A Chialamberto, montagne da riscoprire

Testo di Gian Marco Mondino – tratto dal n° 56 del bimestrale Panorami

Riscoprendo antichi sentieri, visitando borgate ed alpeggi.

Chiazze di case, il bianco d’una chiesetta, spuntano dalla distesa uniforme dei boschi sopra Chialamberto, là dove un tempo i pendii verdeggiavano d’erba; tetti di lose che luccicano al tramonto, quando il sole radente li lambisce con gli ultimi raggi. Chi osserva s’immagina a fatica gli scenari d’una volta, con la vegetazione che ingoia e nasconde le tracce del passato; doveva essere un paesaggio ampio e variegato, e l’occhio correva liberamente dai prati ai campi coltivati, da un villaggio all’altro. Ora una fitta coltre, troppo spesso boscaglia, rende indistinti i profili, celando rupi e pianori che “prima” avevano un nome, baite e sentieri di cui nemmeno si pensa più l’esistenza. Salendo in Val Grande pochi colgono in quelle chiazze di case ancora in vista un frammento del mondo intensamente popolato che animava la montagna. Vonzo, Candiela, Pianardi, Ronco Bianco, luoghi aperti ed esposti al sole, che in inverno li indora fino a tardo pomeriggio, mentre il blu del fondovalle, ormai in ombra, dà un senso di gelo. Su queste pendici, ben più che nel piano, si raccoglieva in epoca antica gran parte della gente, che sembra addirittura avervi scelto la sede iniziale provenendo dalla valle di Locana.

Purtroppo l’esodo del secolo appena trascorso ha svuotato ogni villaggio, grande o piccolo, che oggi si rianima solo nella bella stagione, quando, insieme ai villeggianti, torna qualcuno originario dei posti, troppo affezionato alla propria terra per staccarsene del tutto.

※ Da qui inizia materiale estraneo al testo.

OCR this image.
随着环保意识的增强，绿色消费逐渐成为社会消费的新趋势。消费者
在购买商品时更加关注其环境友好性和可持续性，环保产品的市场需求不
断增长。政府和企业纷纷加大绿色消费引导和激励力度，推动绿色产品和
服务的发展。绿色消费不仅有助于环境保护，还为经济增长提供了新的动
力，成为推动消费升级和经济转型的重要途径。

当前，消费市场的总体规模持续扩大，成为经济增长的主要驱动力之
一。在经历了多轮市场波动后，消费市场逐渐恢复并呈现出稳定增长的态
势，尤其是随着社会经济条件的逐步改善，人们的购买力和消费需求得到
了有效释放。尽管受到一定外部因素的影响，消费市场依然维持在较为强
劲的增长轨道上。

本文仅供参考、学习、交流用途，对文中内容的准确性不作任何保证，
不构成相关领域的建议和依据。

Ora le carrozzabili giungono dappertutto, ma svolgono una funzione turistica per chi è in vacanza e per gli escursionisti che, partendo già in quota, possono dedicarsi alle mete più lontane; tuttavia, pur utilissime, esse hanno segnato l’oblio degli antichi sentieri di accesso alle borgate, autentici capolavori di costruzione, con le loro gradinate, tornanti, muri di sostegno incredibili per la perfezione e la mole di lavoro, con il loro seguito di piloni votivi uno diverso dall’altro. Su queste “vie” è raro incontrare qualcuno, tanto meno gitanti. Non penso sia solo un fattore di pigrizia, vista la disponibilità della strada, ma dipenda anche dalla mancanza d’informazioni e di stimoli, poiché le istituzioni locali non fanno nulla per valorizzare tale patrimonio, non monetizzabile a breve scadenza, e puntano ad altri obiettivi. Se desideriamo riscoprire i monti di Chialamberto, potremmo partire di qui: ad inizio stagione proviamo a dimenticare per una volta la carrozzabile ed a raggiungere Vonzo, Candiela e gli altri paesini lungo le “viassi”, prestando attenzione a tanti particolari che altrimenti ci sfuggirebbero. Poi, più avanti, ci sarà tempo per le salite più impegnative e per i grandi spazi.

QUEGLI ULTIMI LASSU’ NELLE BORGATE

A monte di Chialamberto, a solatio, sorgono le tante borgate che un tempo costituivano insediamenti stabili e fittamente popolati. Nel 1784 Vonzo, ancora Comune a sé, contava ben 347 abitanti, mentre Chialamberto, con le varie frazioni del fondovalle ne aveva quasi un centinaio di meno; 170 erano i residenti di Candiela, 216 quelli dei nuclei sparsi di Balmavenera Inferiore, Pianardi, Becchetto, Casa Nuova e Ronco Bianco, che tutti insieme formavano l’agglomerato di Balmavenera. Nel 1921, pur non essendo più Municipio da quasi un secolo, Vonzo arrivava addirittura a 363. C’erano il prete, la scuola, il forno, i mulini. Con l’esodo della metà del secolo scorso, questo mondo si è rapidamente dissolto e sopravvive unicamente nel ricordo dei pochi che ne conservano i valori: parlare con loro significa ritrovarne qualche frammento.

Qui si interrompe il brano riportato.